Spring Onion is my discovery this growing season. Even though, it’s not at all difficult to buy spring onions in Dutch supermarkets, growing them has some plus points.
I don’t remember how I came up with the idea of planting this common ingredient of Vietnamese cuisine. It seemed like one day I watched a tutorial video on YouTube and BAM.
I followed the guide and put the white stalk with roots into a glass of water. The water needed changing every other day, and that’s what I did. They grew longer root and taller on the top. When Ian saw my glass, he suggested that I should put the spring onions in the soil as it surely would be better for the plant. He was right.

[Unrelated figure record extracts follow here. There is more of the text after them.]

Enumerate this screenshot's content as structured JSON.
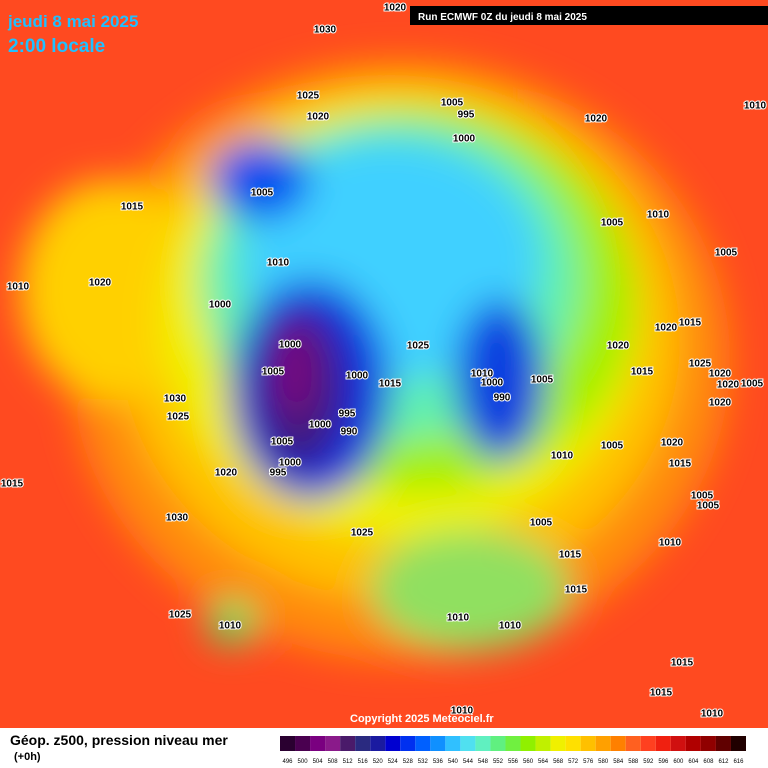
{
  "header": {
    "date": "jeudi 8 mai 2025",
    "time": "2:00 locale",
    "run": "Run ECMWF 0Z du jeudi 8 mai 2025"
  },
  "copyright": "Copyright 2025 Meteociel.fr",
  "legend": {
    "title": "Géop. z500, pression niveau mer",
    "lead": "(+0h)",
    "labels": [
      496,
      500,
      504,
      508,
      512,
      516,
      520,
      524,
      528,
      532,
      536,
      540,
      544,
      548,
      552,
      556,
      560,
      564,
      568,
      572,
      576,
      580,
      584,
      588,
      592,
      596,
      600,
      604,
      608,
      612,
      616
    ],
    "colors": [
      "#2a0030",
      "#4a0050",
      "#7a0080",
      "#8a1a8a",
      "#4a1a6a",
      "#2a2a80",
      "#1a1aa0",
      "#0000d0",
      "#0030f0",
      "#0060ff",
      "#1090ff",
      "#30c0ff",
      "#50e0f0",
      "#60f0c0",
      "#60f080",
      "#70f040",
      "#90f000",
      "#c0f000",
      "#f0f000",
      "#ffe000",
      "#ffc000",
      "#ffa000",
      "#ff8000",
      "#ff6020",
      "#ff4020",
      "#f02010",
      "#d01010",
      "#b00000",
      "#900000",
      "#600000",
      "#200000"
    ]
  },
  "isobars": [
    "1020",
    "1030",
    "1025",
    "1020",
    "1005",
    "995",
    "1000",
    "1020",
    "1010",
    "1005",
    "1015",
    "1010",
    "1005",
    "1005",
    "1010",
    "1020",
    "1010",
    "1000",
    "1000",
    "1025",
    "1020",
    "1015",
    "1020",
    "1005",
    "1000",
    "1015",
    "1010",
    "1000",
    "990",
    "1005",
    "1015",
    "1025",
    "1020",
    "1020",
    "1005",
    "1030",
    "1025",
    "995",
    "1000",
    "990",
    "1005",
    "1020",
    "1005",
    "1020",
    "1010",
    "1015",
    "1000",
    "995",
    "1020",
    "1015",
    "1005",
    "1005",
    "1030",
    "1005",
    "1025",
    "1010",
    "1015",
    "1015",
    "1025",
    "1010",
    "1010",
    "1010",
    "1015",
    "1015",
    "1010",
    "1010"
  ]
}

Soon enough, small pots of spring onion dotted around our garden. Instead of buying a bunch every week, I now only get supermarket spring onions if a recipe asks specifically for its white parts. My spring onion might not be as mighty, and in oversize as the one I get from Albert Heijn, the biggest supermarket chain here, but it tastes a lot better being freshly cut from my little balcony garden.
How to grow Spring Onion
You can start from seeds, but I haven’t tried that yet. It’s dead easy to grow spring onion from the stem, though.
Cut off about 8 cm of the white part, with roots, and put a few into a glass jar. Change the water once every two days, and you will soon see new growth. If you don’t have any outdoor space or don’t want to get involved with the messy soil, just keep them in the water and cut off the green parts when they come out.
Alternatively, you can put the stems directly into the soil. There’s no need to use a big pot or space the stems out. I often use a 10-cm container for four stems. They grow perfectly fine. I just cut off the new green now and then and keep each pot going for a few months. They can also take negligence. I don’t have to worry about water them all the time or set up a watering system when I am away for a week or so.
As I said before, it’s rather simple.
Using Spring Onion
We Vietnamese put spring onion into most dishes. Pho has spring onions. Same goes for most noodle soups. Stir fries either start with frying the white part of spring onion or finish with finely-chopped green pieces.
Bonus: Thanks to its strong smell, spring onion plant can be used to scare off some bugs and insects. If you have a few containers, space them out all over your garden.